To meet the needs, this dissertation study proposed a 4-layered hierarchical framework to mathematically model social interactions, and then explored several challenging applications based on the framework to demonstrate the great value of the study. There are no existing multimodality social interaction datasets available for this research. Thus, in Research Topic I, two typical scenes were created with a total of 24 takes (a take means a shot for a scene) as social interaction dataset. Topic II introduced a 4-layered hierarchical framework of social interactions, which contained 1) feature layer, 2) simple behavior layer, 3) behavior sequence layer, and 4) pairwise social interaction layer, from down to top. The top layer eventually generated two persons' joint behaviors in the form of descriptions with semantic meanings. To deal with the recognition within each layer, different statistical models were adopted. In Topic III, three applications based on the social interaction framework were presented, including social engagement, interesting moment, and visualization. The first application measured how strong the interaction was between an interaction pair. The second one detected unusual (interesting) individual behaviors and interactions. The third application aimed to better visually represent data so that users can get access to useful information quickly.

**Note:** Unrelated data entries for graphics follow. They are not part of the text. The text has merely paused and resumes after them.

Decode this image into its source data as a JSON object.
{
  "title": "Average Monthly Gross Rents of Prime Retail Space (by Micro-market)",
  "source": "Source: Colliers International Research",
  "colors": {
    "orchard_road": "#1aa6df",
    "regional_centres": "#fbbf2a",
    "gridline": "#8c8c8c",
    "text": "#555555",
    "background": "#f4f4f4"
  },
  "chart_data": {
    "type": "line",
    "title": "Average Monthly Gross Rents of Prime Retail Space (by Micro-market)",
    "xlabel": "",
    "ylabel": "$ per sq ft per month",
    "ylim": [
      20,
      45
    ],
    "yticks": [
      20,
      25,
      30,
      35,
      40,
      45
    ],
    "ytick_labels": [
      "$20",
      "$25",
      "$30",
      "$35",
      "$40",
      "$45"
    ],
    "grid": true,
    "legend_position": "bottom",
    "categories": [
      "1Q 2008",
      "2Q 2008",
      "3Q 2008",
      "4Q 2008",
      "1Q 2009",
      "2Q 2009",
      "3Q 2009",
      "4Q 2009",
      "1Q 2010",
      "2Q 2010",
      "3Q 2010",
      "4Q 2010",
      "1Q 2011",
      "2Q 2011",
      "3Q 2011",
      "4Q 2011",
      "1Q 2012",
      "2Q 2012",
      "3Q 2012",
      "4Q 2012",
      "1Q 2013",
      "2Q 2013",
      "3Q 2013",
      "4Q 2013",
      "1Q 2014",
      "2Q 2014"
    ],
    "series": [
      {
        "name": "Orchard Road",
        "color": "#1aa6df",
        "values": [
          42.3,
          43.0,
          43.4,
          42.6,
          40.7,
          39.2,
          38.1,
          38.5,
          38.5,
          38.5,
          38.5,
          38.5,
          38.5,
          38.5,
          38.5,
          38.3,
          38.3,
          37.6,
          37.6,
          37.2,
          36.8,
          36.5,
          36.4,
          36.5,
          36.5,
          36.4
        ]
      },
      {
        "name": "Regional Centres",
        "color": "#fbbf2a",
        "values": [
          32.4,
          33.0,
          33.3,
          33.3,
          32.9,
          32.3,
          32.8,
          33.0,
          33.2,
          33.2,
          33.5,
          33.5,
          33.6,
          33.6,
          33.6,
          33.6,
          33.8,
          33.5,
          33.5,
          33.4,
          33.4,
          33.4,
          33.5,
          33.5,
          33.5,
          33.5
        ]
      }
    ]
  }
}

All experiments in Research Topic II and III were based on the social interaction dataset created for the study. Performance of different layers was evaluated by comparing the experiment results with those of existing literature. The framework was demonstrated to be able to successfully capture and model certain social interactions, which can be applied to other situations. The pairwise social interaction layer generated joint behaviors with high accuracy because of the coupling nature of the model. Exploration on social engagement, interesting moments, and visualization shows great practical value of the current research may stimulate discussions and intrigue more research studies in the area.